Insofar as, the notifications issued under Section 4 (2) of the Act as also under Section 6 (1) of the Act, 1953 are concerned, a Division Bench of this Court has held that these notifications are conditional legislation and any interference with these notifications would amount to a direction by a Writ Court, to the legislature, to legislate in a particular matter, which power does not exist with the Writ Court. This judgment has been reiterated by another Division Bench in its judgment dated 7.7.2014 passed in Special Appeal (Defective) No. 421 of 2015. The aforesaid two judgments are, in my considered opinion, a complete answer to the submissions made by the learned counsel for the petitioners.
Insofar as, the submission that Section 6 (1) is arbitrary, the same, in my considered opinion, is not liable to be accepted because sub-section 2 of this section saves all orders, which have attained finality and, therefore, it cannot be said that a litigant is deprived of the fruits of his litigation. Only orders, which have not attained finality, cease to have any value, once, the village or unit ceases to be under consolidation operations on issuance of a notification under Section 6 (1) of the Act.
The contention that once consolidation operations have been cancelled, a litigant is deprived of a forum for adjudication of disputes, is also, without substance. All disputes are required to be settled in the manner and before the forum provided for in various statutes.

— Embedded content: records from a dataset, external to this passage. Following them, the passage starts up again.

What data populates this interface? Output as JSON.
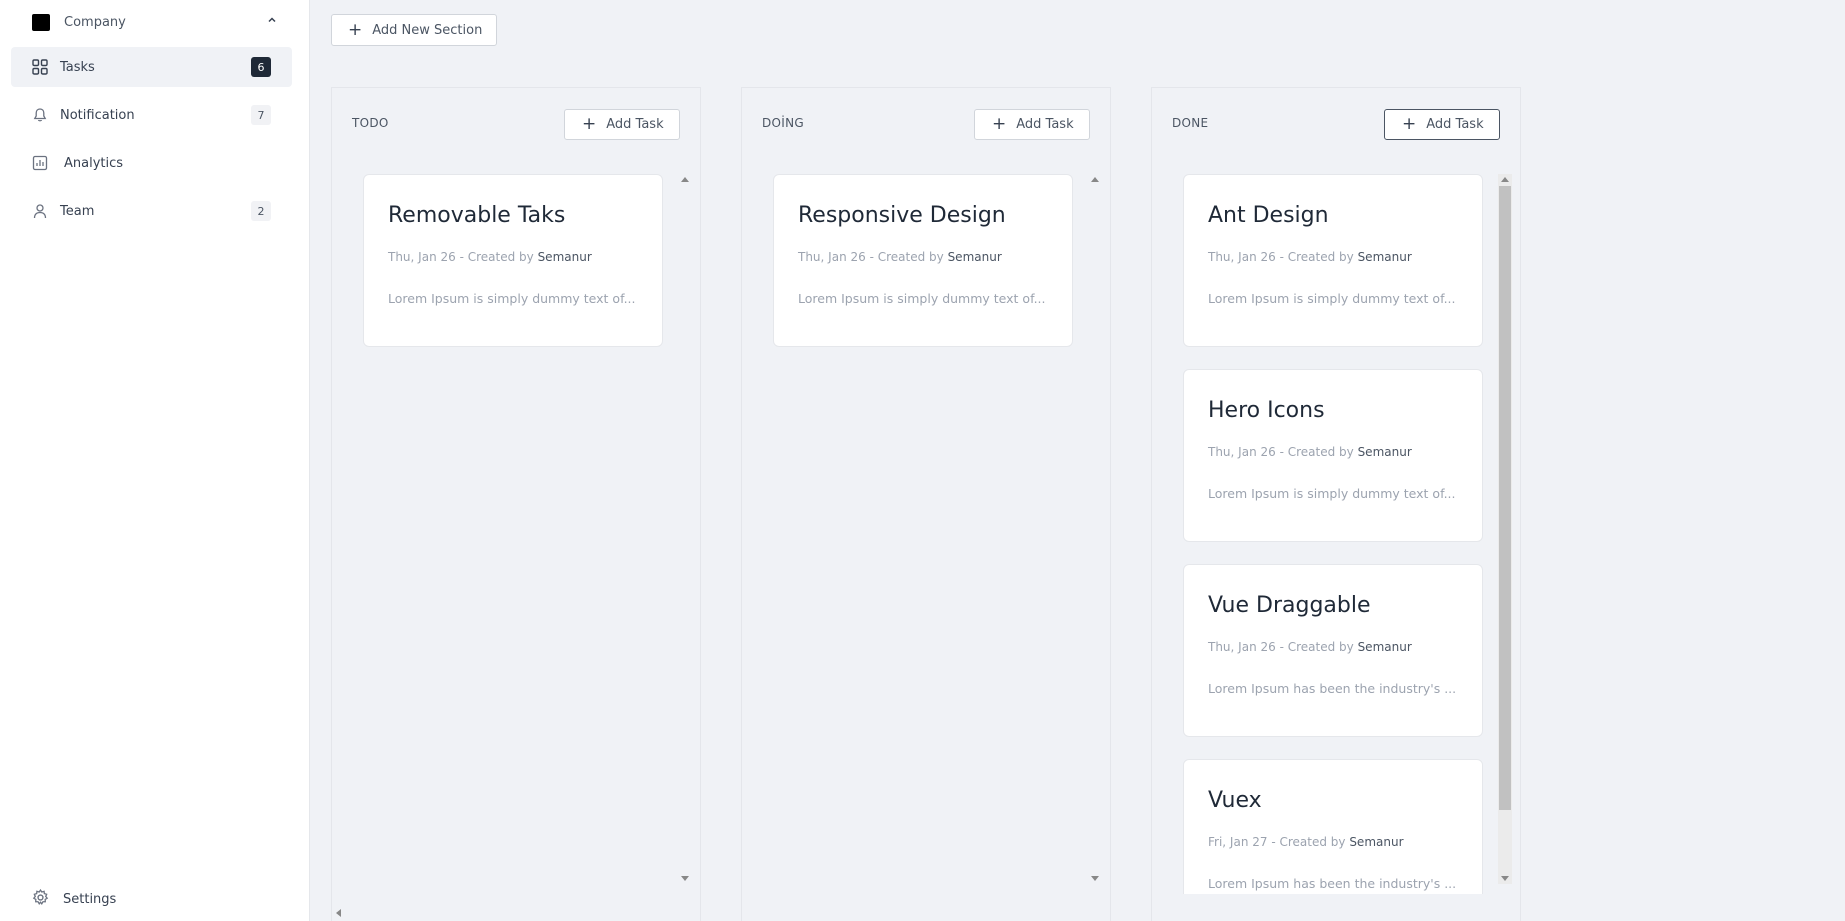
{
  "sidebar": {
    "company": {
      "name": "Company"
    },
    "items": [
      {
        "label": "Tasks",
        "icon": "grid-icon",
        "badge": "6",
        "active": true
      },
      {
        "label": "Notification",
        "icon": "bell-icon",
        "badge": "7"
      },
      {
        "label": "Analytics",
        "icon": "chart-icon",
        "badge": ""
      },
      {
        "label": "Team",
        "icon": "user-icon",
        "badge": "2"
      }
    ],
    "settings": {
      "label": "Settings",
      "icon": "gear-icon"
    }
  },
  "toolbar": {
    "add_section_label": "Add New Section"
  },
  "columns": [
    {
      "title": "TODO",
      "add_task_label": "Add Task",
      "cards": [
        {
          "title": "Removable Taks",
          "date": "Thu, Jan 26",
          "created_by_prefix": " - Created by ",
          "author": "Semanur",
          "description": "Lorem Ipsum is simply dummy text of..."
        }
      ]
    },
    {
      "title": "DOİNG",
      "add_task_label": "Add Task",
      "cards": [
        {
          "title": "Responsive Design",
          "date": "Thu, Jan 26",
          "created_by_prefix": " - Created by ",
          "author": "Semanur",
          "description": "Lorem Ipsum is simply dummy text of..."
        }
      ]
    },
    {
      "title": "DONE",
      "add_task_label": "Add Task",
      "cards": [
        {
          "title": "Ant Design",
          "date": "Thu, Jan 26",
          "created_by_prefix": " - Created by ",
          "author": "Semanur",
          "description": "Lorem Ipsum is simply dummy text of..."
        },
        {
          "title": "Hero Icons",
          "date": "Thu, Jan 26",
          "created_by_prefix": " - Created by ",
          "author": "Semanur",
          "description": "Lorem Ipsum is simply dummy text of..."
        },
        {
          "title": "Vue Draggable",
          "date": "Thu, Jan 26",
          "created_by_prefix": " - Created by ",
          "author": "Semanur",
          "description": "Lorem Ipsum has been the industry's ..."
        },
        {
          "title": "Vuex",
          "date": "Fri, Jan 27",
          "created_by_prefix": " - Created by ",
          "author": "Semanur",
          "description": "Lorem Ipsum has been the industry's ..."
        }
      ]
    }
  ],
  "colors": {
    "sidebar_bg": "#ffffff",
    "page_bg": "#f0f2f6",
    "badge_dark": "#1f2937",
    "text": "#374151",
    "muted": "#9ca3af"
  }
}
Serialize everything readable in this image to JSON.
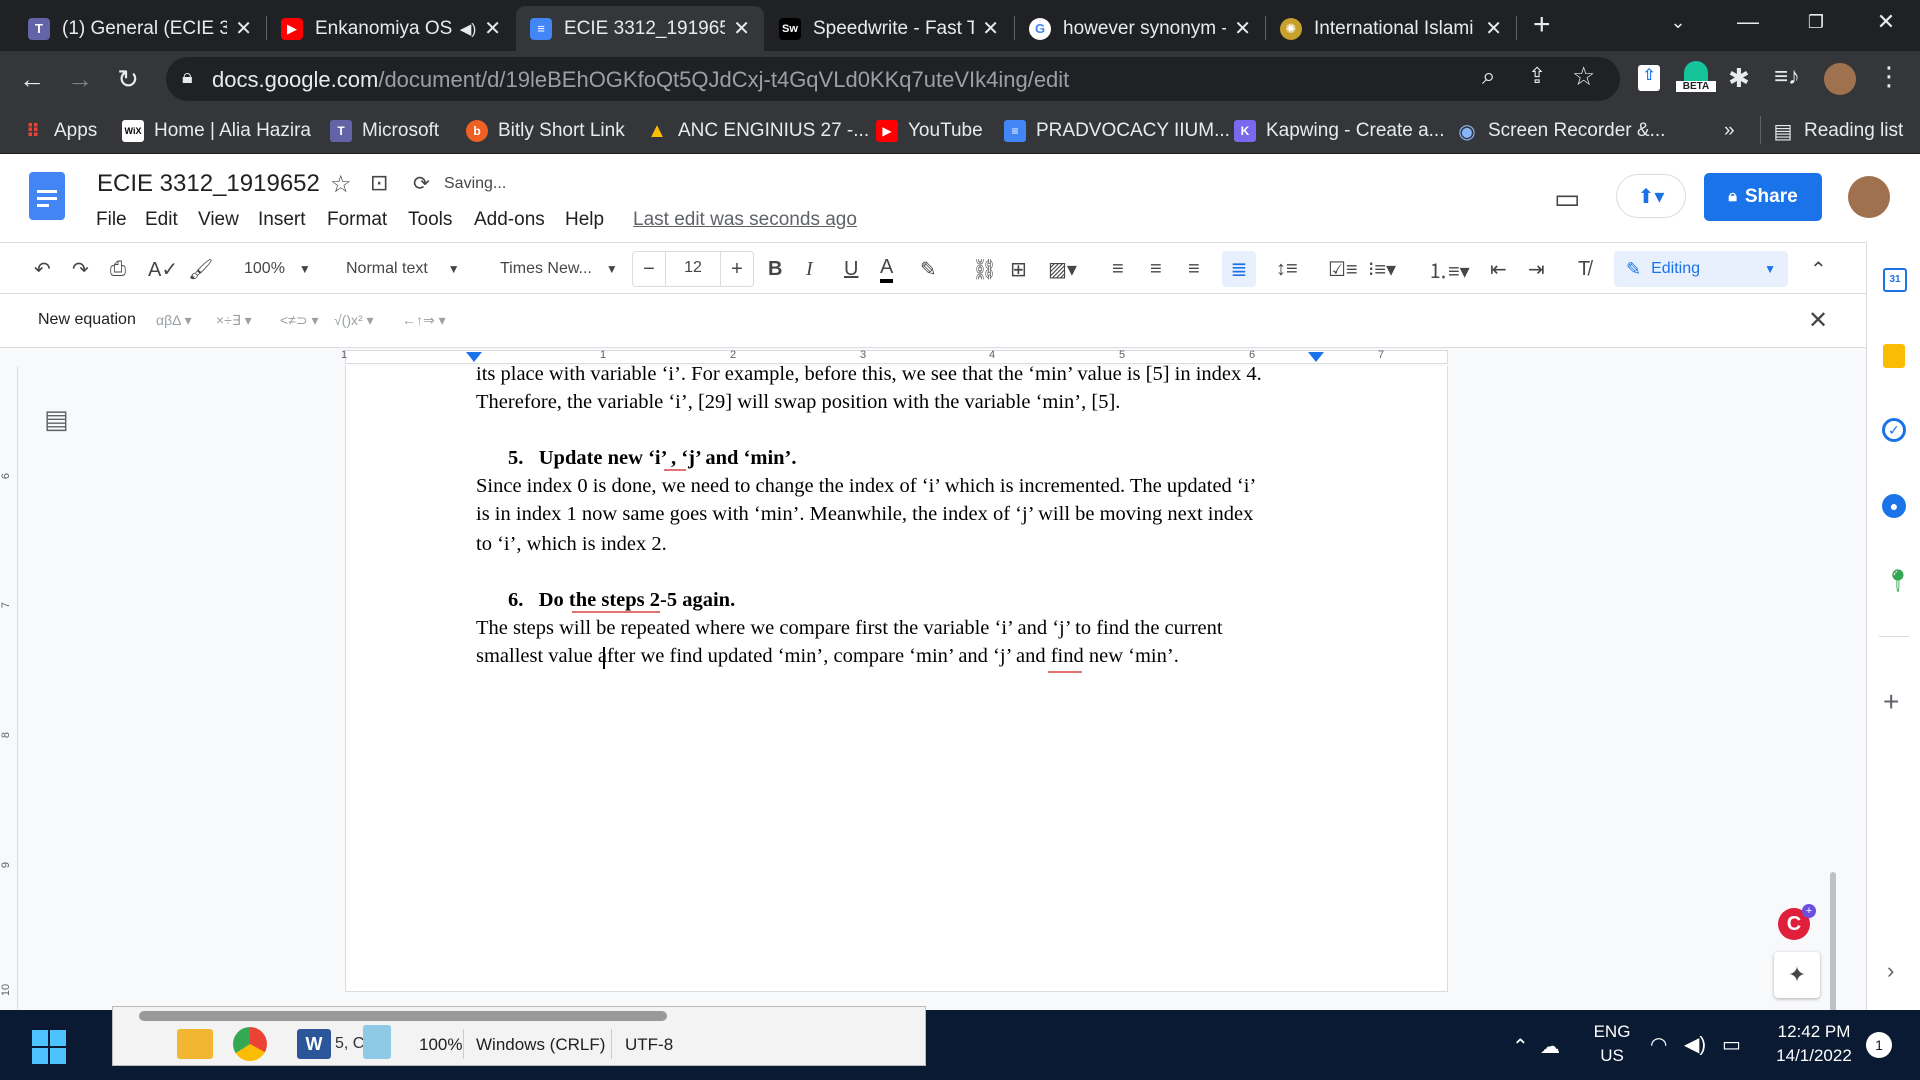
{
  "tabs": [
    {
      "title": "(1) General (ECIE 33",
      "icon": "teams-icon",
      "color": "#6264a7"
    },
    {
      "title": "Enkanomiya OS",
      "icon": "youtube-icon",
      "color": "#ff0000"
    },
    {
      "title": "ECIE 3312_1919652",
      "icon": "docs-icon",
      "color": "#4285f4",
      "active": true
    },
    {
      "title": "Speedwrite - Fast Te",
      "icon": "speedwrite-icon",
      "color": "#000000"
    },
    {
      "title": "however synonym -",
      "icon": "google-icon",
      "color": "#4285f4"
    },
    {
      "title": "International Islami",
      "icon": "iium-icon",
      "color": "#c8a02c"
    }
  ],
  "new_tab": "+",
  "address": {
    "host": "docs.google.com",
    "path": "/document/d/19leBEhOGKfoQt5QJdCxj-t4GqVLd0KKq7uteVIk4ing/edit"
  },
  "beta_badge": "BETA",
  "bookmarks": [
    {
      "label": "Apps",
      "icon": "apps-grid-icon",
      "color": "#ea4335"
    },
    {
      "label": "Home | Alia Hazira",
      "icon": "wix-icon",
      "color": "#000000"
    },
    {
      "label": "Microsoft",
      "icon": "teams-icon",
      "color": "#6264a7"
    },
    {
      "label": "Bitly Short Link",
      "icon": "bitly-icon",
      "color": "#ee6123"
    },
    {
      "label": "ANC ENGINIUS 27 -...",
      "icon": "drive-icon",
      "color": "#fbbc04"
    },
    {
      "label": "YouTube",
      "icon": "youtube-icon",
      "color": "#ff0000"
    },
    {
      "label": "PRADVOCACY IIUM...",
      "icon": "docs-icon",
      "color": "#4285f4"
    },
    {
      "label": "Kapwing - Create a...",
      "icon": "kapwing-icon",
      "color": "#7b68ee"
    },
    {
      "label": "Screen Recorder &...",
      "icon": "record-icon",
      "color": "#4285f4"
    }
  ],
  "more_bookmarks": "»",
  "reading_list": "Reading list",
  "doc": {
    "title": "ECIE 3312_1919652",
    "save_status": "Saving...",
    "menus": [
      "File",
      "Edit",
      "View",
      "Insert",
      "Format",
      "Tools",
      "Add-ons",
      "Help"
    ],
    "last_edit": "Last edit was seconds ago",
    "share_label": "Share"
  },
  "toolbar": {
    "zoom": "100%",
    "style": "Normal text",
    "font": "Times New...",
    "font_size": "12",
    "mode": "Editing"
  },
  "equation_bar": {
    "label": "New equation",
    "groups": [
      "αβΔ",
      "×÷∃",
      "<≠⊃",
      "√()x²",
      "←↑⇒"
    ]
  },
  "ruler_numbers": [
    "1",
    "1",
    "2",
    "3",
    "4",
    "5",
    "6",
    "7"
  ],
  "vruler_numbers": [
    "6",
    "7",
    "8",
    "9",
    "10"
  ],
  "content": {
    "line1": "its place with variable ‘i’. For example, before this, we see that the ‘min’ value is [5] in index 4.",
    "line2": "Therefore, the variable ‘i’, [29] will swap position with the variable ‘min’, [5].",
    "heading5_num": "5.",
    "heading5": "Update new ‘i’ , ‘j’ and ‘min’.",
    "p5_1": "Since index 0 is done, we need to change the index of ‘i’ which is incremented. The updated ‘i’",
    "p5_2": "is in index 1 now same goes with ‘min’. Meanwhile, the index of ‘j’ will be moving next index",
    "p5_3": "to ‘i’, which is index 2.",
    "heading6_num": "6.",
    "heading6": "Do the steps 2-5 again.",
    "p6_1": "The steps will be repeated where we compare first the variable ‘i’ and ‘j’ to find the current",
    "p6_2": "smallest value after we find updated ‘min’, compare ‘min’ and ‘j’ and find new ‘min’."
  },
  "word_status": {
    "zoom": "100%",
    "line_ending": "Windows (CRLF)",
    "encoding": "UTF-8",
    "partial_text": "5, Co"
  },
  "taskbar": {
    "lang_top": "ENG",
    "lang_bottom": "US",
    "time": "12:42 PM",
    "date": "14/1/2022",
    "notif_count": "1"
  }
}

Once, a unit comes under consolidation operations such disputes are to be raised before the forum provided under UP Consolidation of Holdings Act, 1953. The forums earlier available, revive and can be invoked, once the consolidation operations come to a close be it by means of a notification under Section 6 (1) of the Act, 1953 or by means of a notification under Section 52 closing the consolidation operations. Therefore, it cannot be said that a litigant is deprived of a forum for resolution of pending disputes upon a notification under Section 6 (1) of the Act, being issued.
I also find the submission made that no specific procedure has been prescribed for issuing notification under Sections 6 and 4 of the Act, 1953, to be without force. The notifications are required to be published in the official Gazette, as is the case with all legislations. There exists no provision of law, which provides that a piece of legislation is to be circulated amongst the general public, for it to be valid. and, therefore, I do not find the provisions to be arbitrary or illegal.
In view of the foregoing discussion, the writ petition is found to be devoid of merits and is, accordingly, dismissed.